Characterization of Reference Materials for Genetic Testing of CYP2D6 Alleles: A GeT-RM Collaborative Project.

Author information

1
Division of Clinical Pharmacology, Toxicology and Therapeutic Innovation, Children's Mercy Kansas City, University of Missouri-Kansas City School of Medicine, Kansas City, Missouri.
2
Medical College of Wisconsin, Milwaukee, Wisconsin; RPRD (Right Patient Right Drug) Diagnostics, LLC, Wauwatosa, Wisconsin.
3
Agena Bioscience, San Diego, California.
4
Department of Genetics and Genomic Sciences, Icahn School of Medicine at Mount Sinai, New York, New York; Sema4, Stamford, Connecticut.
5
Department of Pathology, University of Utah, Salt Lake City, Utah.
6
ARUP Laboratories, Salt Lake City, Utah.
7
Department of Medical and Molecular Genetics, Indiana University School of Medicine, Indianapolis, Indiana.
8
Informatics and Data Science Branch, Division of Laboratory Systems, Office of Surveillance, Epidemiology, and Laboratory Services, Centers for Disease Control and Prevention, Atlanta, Georgia. Electronic address: ljk0@cdc.gov.

Abstract

Pharmacogenetic testing increasingly is available from clinical and research laboratories.
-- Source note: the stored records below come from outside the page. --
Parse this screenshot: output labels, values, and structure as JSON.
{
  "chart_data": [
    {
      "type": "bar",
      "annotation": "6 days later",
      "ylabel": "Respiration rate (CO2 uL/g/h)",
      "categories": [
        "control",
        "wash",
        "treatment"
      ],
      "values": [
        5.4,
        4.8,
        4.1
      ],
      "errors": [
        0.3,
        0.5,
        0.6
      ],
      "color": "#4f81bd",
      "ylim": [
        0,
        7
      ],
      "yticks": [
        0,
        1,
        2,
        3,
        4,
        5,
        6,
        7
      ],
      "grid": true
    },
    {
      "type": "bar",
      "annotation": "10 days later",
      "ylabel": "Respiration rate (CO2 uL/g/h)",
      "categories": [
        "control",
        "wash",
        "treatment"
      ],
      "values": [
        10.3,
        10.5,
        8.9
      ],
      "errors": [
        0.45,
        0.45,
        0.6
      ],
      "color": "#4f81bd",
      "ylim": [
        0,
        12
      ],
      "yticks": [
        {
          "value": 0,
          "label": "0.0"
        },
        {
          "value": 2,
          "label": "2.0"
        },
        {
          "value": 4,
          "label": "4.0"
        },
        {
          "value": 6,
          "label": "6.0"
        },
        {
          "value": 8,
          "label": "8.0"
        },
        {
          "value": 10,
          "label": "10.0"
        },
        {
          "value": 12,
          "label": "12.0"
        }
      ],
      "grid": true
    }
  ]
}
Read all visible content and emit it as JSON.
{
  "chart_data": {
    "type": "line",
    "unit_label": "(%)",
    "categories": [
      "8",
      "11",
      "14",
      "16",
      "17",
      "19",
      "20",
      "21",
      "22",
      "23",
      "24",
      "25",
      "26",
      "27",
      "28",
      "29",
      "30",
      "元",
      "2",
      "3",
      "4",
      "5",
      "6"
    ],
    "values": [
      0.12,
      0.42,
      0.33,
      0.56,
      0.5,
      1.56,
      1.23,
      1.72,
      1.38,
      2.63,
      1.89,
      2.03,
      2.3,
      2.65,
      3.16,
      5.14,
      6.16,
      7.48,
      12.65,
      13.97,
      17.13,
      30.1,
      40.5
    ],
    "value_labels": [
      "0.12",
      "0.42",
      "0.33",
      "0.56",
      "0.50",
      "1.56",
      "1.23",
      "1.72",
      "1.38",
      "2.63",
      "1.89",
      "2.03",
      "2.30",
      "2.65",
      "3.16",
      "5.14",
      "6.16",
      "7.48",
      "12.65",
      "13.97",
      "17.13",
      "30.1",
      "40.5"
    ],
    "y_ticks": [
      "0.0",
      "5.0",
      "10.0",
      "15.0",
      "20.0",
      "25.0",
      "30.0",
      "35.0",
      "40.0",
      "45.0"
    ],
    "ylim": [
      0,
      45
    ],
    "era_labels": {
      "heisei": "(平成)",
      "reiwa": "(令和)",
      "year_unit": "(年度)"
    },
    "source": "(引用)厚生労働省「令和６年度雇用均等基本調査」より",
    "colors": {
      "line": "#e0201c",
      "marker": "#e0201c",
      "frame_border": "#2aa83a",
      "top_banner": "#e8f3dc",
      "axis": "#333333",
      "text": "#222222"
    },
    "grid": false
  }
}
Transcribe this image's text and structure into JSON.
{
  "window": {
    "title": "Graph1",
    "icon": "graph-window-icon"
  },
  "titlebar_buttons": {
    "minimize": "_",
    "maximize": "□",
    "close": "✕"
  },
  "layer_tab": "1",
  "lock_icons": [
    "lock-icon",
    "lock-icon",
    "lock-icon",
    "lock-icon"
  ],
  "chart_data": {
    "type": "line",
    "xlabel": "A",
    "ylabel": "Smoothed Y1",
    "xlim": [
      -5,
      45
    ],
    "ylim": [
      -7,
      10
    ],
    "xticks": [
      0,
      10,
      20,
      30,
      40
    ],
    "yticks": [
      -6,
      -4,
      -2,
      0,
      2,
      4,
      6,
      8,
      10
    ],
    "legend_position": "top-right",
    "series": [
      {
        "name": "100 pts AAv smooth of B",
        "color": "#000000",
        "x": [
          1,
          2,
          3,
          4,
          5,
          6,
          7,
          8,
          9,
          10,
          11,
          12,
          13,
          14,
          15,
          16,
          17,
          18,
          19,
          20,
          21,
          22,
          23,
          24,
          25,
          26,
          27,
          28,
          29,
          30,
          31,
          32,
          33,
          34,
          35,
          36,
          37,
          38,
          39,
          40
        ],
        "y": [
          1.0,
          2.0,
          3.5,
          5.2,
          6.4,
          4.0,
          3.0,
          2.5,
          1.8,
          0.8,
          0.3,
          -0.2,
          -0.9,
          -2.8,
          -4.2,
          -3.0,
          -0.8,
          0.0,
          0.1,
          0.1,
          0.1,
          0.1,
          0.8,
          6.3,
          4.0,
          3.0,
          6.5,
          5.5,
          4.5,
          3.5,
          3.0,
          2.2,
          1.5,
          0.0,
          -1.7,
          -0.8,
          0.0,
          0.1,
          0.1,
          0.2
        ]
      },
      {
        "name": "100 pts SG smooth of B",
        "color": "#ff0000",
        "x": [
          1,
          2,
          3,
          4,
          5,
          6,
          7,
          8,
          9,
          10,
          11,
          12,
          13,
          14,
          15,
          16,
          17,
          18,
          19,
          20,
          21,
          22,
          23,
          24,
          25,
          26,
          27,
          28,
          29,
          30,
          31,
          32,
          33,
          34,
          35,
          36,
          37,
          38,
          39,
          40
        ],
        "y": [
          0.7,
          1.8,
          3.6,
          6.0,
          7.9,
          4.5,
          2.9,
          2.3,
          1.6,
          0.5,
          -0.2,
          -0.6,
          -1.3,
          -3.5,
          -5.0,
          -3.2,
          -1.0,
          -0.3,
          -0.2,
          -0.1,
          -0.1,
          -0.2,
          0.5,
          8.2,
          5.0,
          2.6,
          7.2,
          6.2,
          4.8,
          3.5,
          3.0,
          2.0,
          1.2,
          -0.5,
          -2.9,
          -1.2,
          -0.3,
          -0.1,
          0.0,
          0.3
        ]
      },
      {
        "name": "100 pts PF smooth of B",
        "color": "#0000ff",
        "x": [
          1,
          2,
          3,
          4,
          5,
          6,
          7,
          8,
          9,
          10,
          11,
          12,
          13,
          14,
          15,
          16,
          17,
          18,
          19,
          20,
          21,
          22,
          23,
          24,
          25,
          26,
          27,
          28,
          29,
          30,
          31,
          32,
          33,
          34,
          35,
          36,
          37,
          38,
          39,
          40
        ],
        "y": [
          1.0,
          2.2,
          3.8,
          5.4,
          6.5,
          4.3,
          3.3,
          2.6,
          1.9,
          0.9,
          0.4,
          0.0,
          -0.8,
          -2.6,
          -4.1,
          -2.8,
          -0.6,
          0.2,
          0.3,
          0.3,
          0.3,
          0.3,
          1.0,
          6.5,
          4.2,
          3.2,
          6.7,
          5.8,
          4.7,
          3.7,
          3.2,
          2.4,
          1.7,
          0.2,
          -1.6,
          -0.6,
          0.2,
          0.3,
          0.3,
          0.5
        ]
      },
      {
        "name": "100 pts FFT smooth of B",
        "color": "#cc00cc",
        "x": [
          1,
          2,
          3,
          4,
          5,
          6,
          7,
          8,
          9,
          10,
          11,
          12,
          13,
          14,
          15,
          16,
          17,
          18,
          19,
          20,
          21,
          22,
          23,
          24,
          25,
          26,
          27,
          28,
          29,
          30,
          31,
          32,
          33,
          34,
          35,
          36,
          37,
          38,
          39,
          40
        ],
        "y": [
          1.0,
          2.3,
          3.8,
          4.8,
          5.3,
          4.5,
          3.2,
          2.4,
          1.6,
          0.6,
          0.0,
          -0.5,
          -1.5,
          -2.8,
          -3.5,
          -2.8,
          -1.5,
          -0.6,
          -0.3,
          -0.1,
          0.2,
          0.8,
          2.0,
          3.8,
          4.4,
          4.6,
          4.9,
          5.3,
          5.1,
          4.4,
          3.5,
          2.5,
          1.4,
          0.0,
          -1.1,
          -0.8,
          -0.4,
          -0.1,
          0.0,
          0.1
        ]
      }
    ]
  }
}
However, only a limited number of quality control and other reference materials currently are available for the complex rearrangements and rare variants that occur in the CYP2D6 gene. To address this need, the Division of Laboratory Systems, CDC-based Genetic Testing Reference Material Coordination Program, in collaboration with members of the pharmacogenetic testing and research communities and the Coriell Cell Repositories (Camden, NJ), has characterized 179 DNA samples derived from Coriell cell lines. Testing included the recharacterization of 137 genomic DNAs that were genotyped in previous Genetic Testing Reference Material Coordination Program studies and 42 additional samples that had not been characterized previously. DNA samples were distributed to volunteer testing laboratories for genotyping using a variety of commercially available and laboratory-developed tests. These publicly available samples will support the quality-assurance and quality-control programs of clinical laboratories performing CYP2D6 testing.